It’s sad when a word is poisoned by history. The word I’m thinking of is “collaboration.” Is it possible to wash off the wartime smear of sleaze and shame that this perfectly good word has acquired? What it describes really is something to be proud of, requiring both a clear personal voice and a generosity of spirit. Of course there is an inherent tension in any collaboration; it must be built from the differences between the partners and achieved through a balancing of otherness in a common cause.
I want to have use of the word for Ian Stephen’s work, and in particular his recent poetry collection maritime. In the past he has collaborated with musicians, composers and translators, and taken part in group projects in Brittany, Canada, the Mediterranean and Tasmania. For maritime, he has collaborated with photographer Christine Morrison, who provided the cover image and chapter headings throughout.
An air of collaboration also inheres in the poems themselves – a collaboration between poet and place. The collection is set in and around Lewis and the Western Isles, where Stephen has lived and worked most of his life. In a way, those who live off the sea and by the sea can’t not collaborate. Conquest is not an option, though death is. And that necessity produces an acceptance, a “calm” amidst the relentless sibilance of the sea, which Stephen identifies in, for example, the poem “Shiant shepherds”:
These five ordinary souls
worked out their weeks on the Shiants
on turf-padded rocks, mid-Minches
while their climber ewes had their lambs.

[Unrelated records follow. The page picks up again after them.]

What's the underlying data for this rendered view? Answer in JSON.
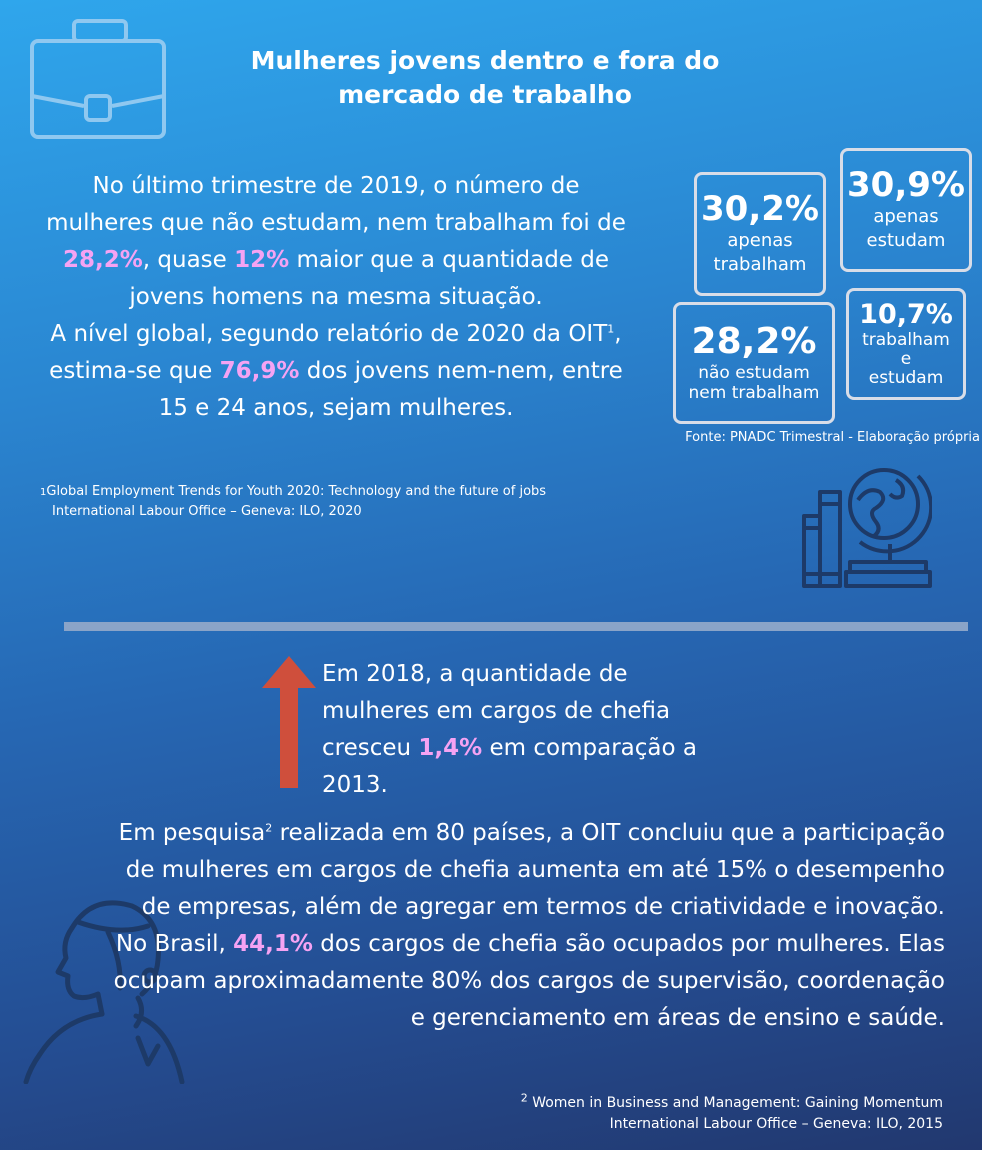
{
  "title_line1": "Mulheres jovens dentro e fora do",
  "title_line2": "mercado de trabalho",
  "intro": {
    "t1": "No último trimestre de 2019, o número de mulheres que não estudam, nem trabalham foi de ",
    "h1": "28,2%",
    "t2": ", quase ",
    "h2": "12%",
    "t3": " maior que a quantidade de jovens homens na mesma situação.",
    "t4": "A nível global, segundo relatório de 2020 da OIT",
    "sup": "1",
    "t5": ", estima-se que ",
    "h3": "76,9%",
    "t6": " dos jovens nem-nem, entre 15 e 24 anos, sejam mulheres."
  },
  "footnote1": {
    "mark": "1",
    "line1": "Global Employment Trends for Youth 2020: Technology and the future of jobs",
    "line2": "International Labour Office – Geneva: ILO, 2020"
  },
  "stats": {
    "work": {
      "value": "30,2%",
      "label1": "apenas",
      "label2": "trabalham"
    },
    "study": {
      "value": "30,9%",
      "label1": "apenas",
      "label2": "estudam"
    },
    "neither": {
      "value": "28,2%",
      "label1": "não estudam",
      "label2": "nem trabalham"
    },
    "both": {
      "value": "10,7%",
      "label1": "trabalham",
      "label2": "e",
      "label3": "estudam"
    }
  },
  "source": "Fonte: PNADC Trimestral - Elaboração própria",
  "growth": {
    "t1": "Em 2018, a quantidade de mulheres em cargos de chefia cresceu ",
    "h1": "1,4%",
    "t2": " em comparação a 2013."
  },
  "para2": {
    "t1": "Em pesquisa",
    "sup": "2",
    "t2": " realizada em 80 países, a OIT concluiu que a participação de mulheres em cargos de chefia aumenta em até 15% o desempenho de empresas, além de agregar em termos de criatividade e inovação.",
    "t3": "No Brasil, ",
    "h1": "44,1%",
    "t4": " dos cargos de chefia são ocupados por mulheres. Elas ocupam aproximadamente 80% dos cargos de supervisão, coordenação e gerenciamento em áreas de ensino e saúde."
  },
  "footnote2": {
    "mark": "2",
    "line1": "Women in Business and Management: Gaining Momentum",
    "line2": "International Labour Office – Geneva: ILO, 2015"
  },
  "colors": {
    "highlight": "#f5a3f3",
    "arrow": "#cf4f3c",
    "icon": "#1d3a68",
    "briefcase": "#8fc8f0"
  },
  "icons": [
    "briefcase-icon",
    "globe-books-icon",
    "up-arrow-icon",
    "woman-profile-icon"
  ]
}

They wear their eccentricities
in their tammies and bonnets but
these men with the calm in their bellies
lived somewhere obscured to ourselves.
Stephen’s poems have a stillness to them, even when they are dealing with the wild wave-tossed sea. They move between a long-sightedness and a precise focus. I loved the closely observed details:
to the white of one egret
the grey of eight herons.
Your salt-clogged hair
is rippled like
in sea sand.
Some of the poems come directly from Stephen’s time working for the Coastguard on Lewis. Understated, almost laconic, snippets of experience and memory:
This time the seas go back.
Shed tails of kelp are left
on the tarmac of the isthmus.
The sea released them
a fortnight later
when pressure relented.
(“Fatal Accident Inquiry”)
We sent a chopper with potent spans
of live lights. It only found
a brash litany
of flotation devices.
(“I’ll boil the kettle”)
I was particularly drawn to the Gensey sequence, having only recently learned that each fisherman’s sweater was traditionally knitted to include a few unique mistakes, so that if its wearer is drowned and cast ashore, the body may be identified no matter what damage it had sustained.
I’m wearing your patterns.
Your threads are holding
my tired bones.
You’ll have me home yet
Marybell of Bayhead.
In “Boat-burning”, Stephen writes “I strain to see more than what’s visible …” His poetic practice makes use of free verse, short lines, spare vocabulary – all perfectly suited to the task. He is not a poet who dances and shouts, “Reader! Look at me!” He is a poet who says, with beautifully realised precision and loving control of the words, “Reader, look with me.”
Part of every reading experience is the medium, and in this case, that medium – a final collaboration – is a pleasure. Light and smooth in the hand, with a cover image that draws the eye, a generosity of inside folds, and typesetting and design by poet and font aficionado Gerry Cambridge, maritime issues an invitation which I would warmly recommend you accept.